Engage Now Africa (ENA), a non-profit organisation in partnership with the Department of Social Welfare and the Ghana Police Service has rescued five trafficked children at John Teye in the Greater Accra Region.

According to Engage Now Africa, the children were trafficked all the way from Berekum in the Bono Region, with the deception of enrolling them in school.

The Director of End Modern Slavery (EMS) Afasi Komla, who made this known during a media engagement at the sideline of the rescue at John Teye, noted that after reaching their destination the trafficker failed to fulfill her promise and rather engaged them in tedious works such as selling sachet water on the streets.

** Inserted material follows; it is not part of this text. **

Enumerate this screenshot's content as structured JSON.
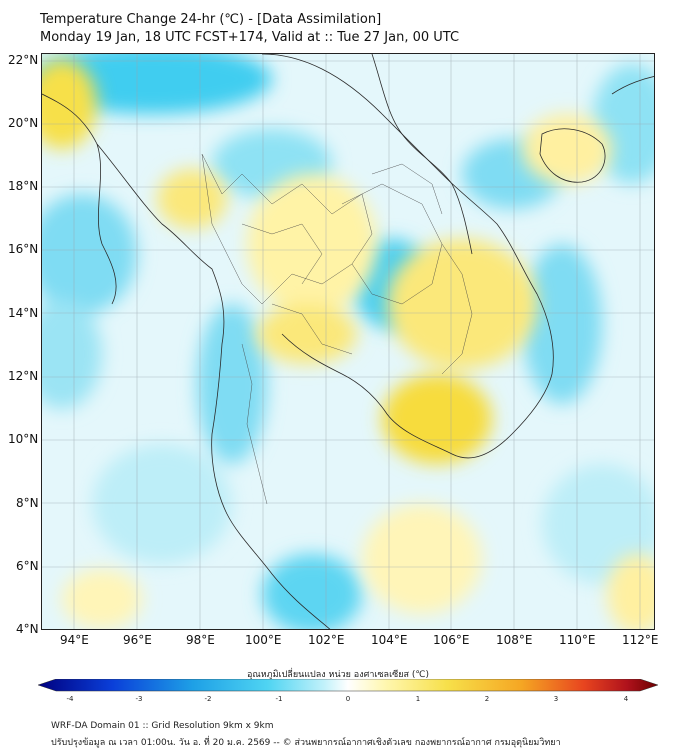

“While some organisations, such as Engage Now Africa, are working to eliminate modern slavery, some individuals continue to accept it as the norm in their local communities, oblivious to its dangers,” he expressed worry.

Mr Afasi Komla who also doubles as the Director of Operations of Engage Now Africa (ENA) said upon a tip-off given to them by one of their representatives at John Teye, they collaborated with other security agencies to rescue the victims.

Also, we got a tip-off that there were additional three children with the trafficker and so far one of them has been identified.

He said after the rescue, his outfit has provided the victims with Sustainable Livelihood Support and also ensured that they were enrolled in various schools and training centers of their choice.

Mr Afasi Komla however seized the opportunity to appeal to parents to desist from entrusting their wards into the hands of strangers without knowing their intention of coming for them.

Madam Lydia Ohenewa who is responsible for the Victim and Survives Assessment Manager defined child labor as work that is mentally, physically, socially, or morally dangerous and harmful to children.

This she said, such menace has a negative impact on the children since it deprives them of the opportunity of schooling, either by obliging them to leave school prematurely or by requiring them to attempt to combine school attendance with excessively long and heavy work.

People may be considered trafficking victims regardless of whether they were born into a state of servitude or were exploited in their hometown. Adding that, most of the victims are trafficked by their family members.

Representatives from the Department of Social Welfare and the Ghana Police Service in Suhum, on the other hand, promised to look into the matter carefully in order to avoid recurrence of such incidents.